STEVE ANGLESEY lists his the Brexiteers of the Week.
MARTIN DAUBNEY
“‘Stay at home’? Good luck with that. I, and many others I reckon, would rather face jail than miss honouring Remembrance Sunday next week,” wrote the former Brexit Party MEP, Laurence Fox sideman and self-styled warrior against virtue-signalling woke snowflakes.
Martin, it’s possible to remember the fallen and those who served from the comfort of your own home, without putting the generation who lived through the Second World War in increased danger.

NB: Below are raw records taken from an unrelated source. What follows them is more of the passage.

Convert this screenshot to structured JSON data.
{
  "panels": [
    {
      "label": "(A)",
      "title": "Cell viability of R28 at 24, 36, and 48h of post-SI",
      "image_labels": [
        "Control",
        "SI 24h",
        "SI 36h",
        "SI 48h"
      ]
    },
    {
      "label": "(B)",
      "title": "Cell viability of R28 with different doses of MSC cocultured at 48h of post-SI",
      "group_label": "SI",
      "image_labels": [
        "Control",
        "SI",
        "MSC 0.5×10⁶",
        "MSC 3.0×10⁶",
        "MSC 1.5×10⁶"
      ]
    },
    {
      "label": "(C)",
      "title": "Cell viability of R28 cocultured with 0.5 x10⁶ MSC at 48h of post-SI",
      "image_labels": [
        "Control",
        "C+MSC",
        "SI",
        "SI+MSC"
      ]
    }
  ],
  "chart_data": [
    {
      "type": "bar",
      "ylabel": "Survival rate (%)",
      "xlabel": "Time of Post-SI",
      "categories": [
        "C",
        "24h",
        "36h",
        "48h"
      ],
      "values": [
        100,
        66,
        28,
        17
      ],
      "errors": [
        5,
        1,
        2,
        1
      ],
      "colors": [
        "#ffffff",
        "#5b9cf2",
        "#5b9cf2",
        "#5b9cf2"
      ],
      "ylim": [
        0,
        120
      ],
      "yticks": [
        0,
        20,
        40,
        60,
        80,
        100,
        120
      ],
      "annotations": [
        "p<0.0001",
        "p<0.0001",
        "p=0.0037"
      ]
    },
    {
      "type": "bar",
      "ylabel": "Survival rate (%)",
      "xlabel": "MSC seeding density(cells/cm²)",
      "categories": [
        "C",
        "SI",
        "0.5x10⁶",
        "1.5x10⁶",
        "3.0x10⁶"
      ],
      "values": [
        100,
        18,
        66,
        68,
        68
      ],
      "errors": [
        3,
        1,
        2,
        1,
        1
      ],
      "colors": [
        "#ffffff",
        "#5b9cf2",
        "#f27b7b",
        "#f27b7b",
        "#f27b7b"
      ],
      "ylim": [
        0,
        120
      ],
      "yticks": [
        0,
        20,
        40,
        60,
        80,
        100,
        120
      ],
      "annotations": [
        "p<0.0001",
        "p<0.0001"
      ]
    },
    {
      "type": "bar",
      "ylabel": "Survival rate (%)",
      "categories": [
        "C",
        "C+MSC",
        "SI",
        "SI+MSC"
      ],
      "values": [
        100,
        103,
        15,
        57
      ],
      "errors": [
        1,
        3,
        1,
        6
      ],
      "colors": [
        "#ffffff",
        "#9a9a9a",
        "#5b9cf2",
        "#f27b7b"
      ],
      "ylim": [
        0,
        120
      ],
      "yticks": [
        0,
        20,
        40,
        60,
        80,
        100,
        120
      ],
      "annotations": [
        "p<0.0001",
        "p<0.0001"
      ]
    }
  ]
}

Surely feeling the need to make a public show is just – now what’s the term – ah yes, “virtue signalling”?
JULIA HARTLEY BREWER
The radio host is railing against the second lockdown, calling for a new party to run against all MPs voting for it and predicting that “Not a single life will be saved in the long run.”
Some might think twice about taking Julia’s word for it. Just over a month ago, on September 29, she tweeted that an upcoming Covid press conference might be the one where “they announce the plague of locusts” or “ admit their ‘not a prediction’ of 200 deaths a day wasn’t a very honest ‘example scenario’?”
Death toll on October 29: 326.
LIZ TRUSS
The trade secretary insulted the EU in her Chatham House speech, calling it “innovation-phobic” and “a narrow-minded, inward-looking club” which had left our economy spending “decades in the slow lane”. Truss added she was now seeking “what I’ve come to call ‘British-shaped’ deals… to show what more we can achieve as a newly independent nation.”
A hint of the British-shaped future ahead can be found in Liz’s much-vaunted new trade deal with Japan, which will see Japanese exporters get 83% of the benefits and UK exporters just 17% – more pear-shaped than British-shaped!
NIGEL FARAGE
“Businesses and jobs are being destroyed… we must put Covid into perspective,” wrote the nicotine-stained man-frog as he relaunched the Brexit Party as the anti-lockdown Reform UK. Surely this must be a very different Nigel Farage from the one who wrote an op-ed for Newsweek earlier this year, headlined “Yes, protecting us all from an epidemic should be prioritised over the economy”. It began: “The first duty of any government is to protect the wellbeing of its citizens and their country. In times of crisis, the economy must always come second.”